It is difficult to know where to begin in assessing Mr. Serano’s performance. I went to meet Mr. Serano’s office one Saturday morning to ask him about Mitch’s case. His office is a one story building in a rundown neighborhood. Even for a casual Saturday he was underdressed: barefoot, plaid Bermuda shorts, and a sleeveless undershirt. He was friendly and accommodating. Unfortunately this visit was before I had fully digested the trial transcript and its glaring missed opportunities to defend Mitch.
Naively I asked him if he thought Mitch was guilty. He demurred but then said,”I told him whatever he did to not take the baby lotion from the ADA when she handed it to him. I told him and he took it anyway. I knew he was sunk when he did that.”
I have since gotten Serano’s appeal brief filed with the Court of Appeals, First District. The only issue raised was the issue of custodial interrogation and the admissibility of the confession.
Here are the issues that could have been raised in Mitch’s defense.
- Exculpatory evidence not used – Mitch recants his confession to Dusty immediately after being released, Lance Hodges reports others in apartment, BACH report describing Shelly’s self- stimulation.
- A friend who came to the apartment the weekend of September 24 found Lance Hodges alone with the children.
- Attorney Serano asked Lance Hodges only two questions: Are you and Mitch friends? Did you abuse Shelly?
- He asked no questions to Detective Mathis about the veracity of the confession. Why no notes or tapes?
- No questioning of Dr. Sparrow about misdiagnosis of chlamydia. She lied when she said Shelly had a positive culture for chlamydia and a second time when she said it is always sexually transmitted. She almost certainly misdiagnosed Condylomata in Mitch. False statement by her that chlamydia and condylomata EQUALS sexual abuse. Why no photographs? And why were the condylomata not treated in either Mitch or Shelly? Why no rebuttal expert on sexually transmitted diseases to counter her false statements?
- Vondren’s testimony contained numerous mistakes and assertions. Allowing unchallenged testimony of Dr. Sparrow and Vondren describing physical signs of Shelly’s “sexual abuse” that was false, inflammatory and scientifically erroneous. Why no rebuttal expert on sexual abuse to counter their statements.
- Not objecting to “similar” child abuse photos (not Shelly) being shown to the jury. The jury could not separate those pictures from Shelly. Serano should have objected, vigorously.
- He did not call Joan Wilson, Social worker, to testify. She could have confirmed that Dusty said that Mitch recanted his confession immediately after release. She was on the witness list. Why wasn’t she called?
- He did not call Dr. Sid Kazmer, CPS doctor, as a witness. He could have testified that he saw no signs of abuse of Shelly in November 1995. He was not even listed as a witness.
- The only experts called were two doctors who said Mitch didn’t have venereal warts. He called Mitch’s mom. No other witnesses were called by him. According to Mitch he told several witnesses to go home, they weren’t needed.

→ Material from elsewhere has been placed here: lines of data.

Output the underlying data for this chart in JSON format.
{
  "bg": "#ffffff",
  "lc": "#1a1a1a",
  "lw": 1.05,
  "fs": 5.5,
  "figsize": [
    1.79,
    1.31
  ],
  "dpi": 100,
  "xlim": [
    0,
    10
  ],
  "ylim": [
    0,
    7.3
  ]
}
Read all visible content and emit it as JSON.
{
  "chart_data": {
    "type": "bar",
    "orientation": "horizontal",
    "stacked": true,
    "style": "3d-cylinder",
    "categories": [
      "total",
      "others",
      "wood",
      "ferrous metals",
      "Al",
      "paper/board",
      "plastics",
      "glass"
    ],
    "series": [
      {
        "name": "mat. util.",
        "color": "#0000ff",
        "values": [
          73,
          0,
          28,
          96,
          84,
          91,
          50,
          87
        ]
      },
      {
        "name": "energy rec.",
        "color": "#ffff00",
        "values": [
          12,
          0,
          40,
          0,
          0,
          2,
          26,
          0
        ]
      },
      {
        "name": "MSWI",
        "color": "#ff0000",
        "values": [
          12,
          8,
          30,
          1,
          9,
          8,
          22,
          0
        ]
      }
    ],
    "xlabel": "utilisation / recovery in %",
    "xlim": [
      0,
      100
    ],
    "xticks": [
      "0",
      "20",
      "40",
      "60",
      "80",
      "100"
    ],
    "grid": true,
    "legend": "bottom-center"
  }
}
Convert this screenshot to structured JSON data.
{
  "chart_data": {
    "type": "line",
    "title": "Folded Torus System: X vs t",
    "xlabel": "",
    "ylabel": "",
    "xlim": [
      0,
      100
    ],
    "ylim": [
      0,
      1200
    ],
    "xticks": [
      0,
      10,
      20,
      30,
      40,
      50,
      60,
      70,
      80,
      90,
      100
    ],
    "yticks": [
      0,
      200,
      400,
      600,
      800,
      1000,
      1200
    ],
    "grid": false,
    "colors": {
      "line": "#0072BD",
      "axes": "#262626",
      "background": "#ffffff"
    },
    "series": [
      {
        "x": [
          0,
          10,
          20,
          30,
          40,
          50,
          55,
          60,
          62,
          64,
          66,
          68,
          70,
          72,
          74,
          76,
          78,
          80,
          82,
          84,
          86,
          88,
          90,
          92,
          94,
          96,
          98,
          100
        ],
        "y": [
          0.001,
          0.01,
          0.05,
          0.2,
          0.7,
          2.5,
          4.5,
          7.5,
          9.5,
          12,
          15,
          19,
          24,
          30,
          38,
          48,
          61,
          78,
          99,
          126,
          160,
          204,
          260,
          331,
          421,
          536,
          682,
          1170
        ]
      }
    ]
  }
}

- He made few objections and all of them were overruled.
I am convinced a competent attorney would have gotten Mitch exonerated. Money equals justice.
What I don’t know is if it is too late to claim ineffective council in an appeal after 20 years.
The 6th Amendment to the US Constitution states
In all criminal prosecutions, the accused shall enjoy the right to a speedy and public trial, by an impartial jury of the state and district wherein the crime shall have been committed, which district shall have been previously ascertained by law, and to be informed of the nature and cause of the accusation; to be confronted with the witnesses against him; to have compulsory process for obtaining witnesses in his favor, and to have the assistance of counsel for his defense.
In addition, the Supreme Court has ruled that the right to a lawyer implies the right to an effective lawyer.
The Supreme Court has held that part of the right to counsel is a right to effective assistance of counsel. Proving that their lawyer was ineffective at trial is a way for convicts to get their convictions overturned, and therefore ineffective assistance is a common habeas corpus claim. To prove ineffective assistance, a defendant must show (1) that their trial lawyer’s performance fell below an “objective standard of reasonableness” and (2) “a reasonable probability that, but for counsel’s unprofessional errors, the result of the proceeding would have been different.” Strickland v. Washington, 466 U.S. 668 (1984).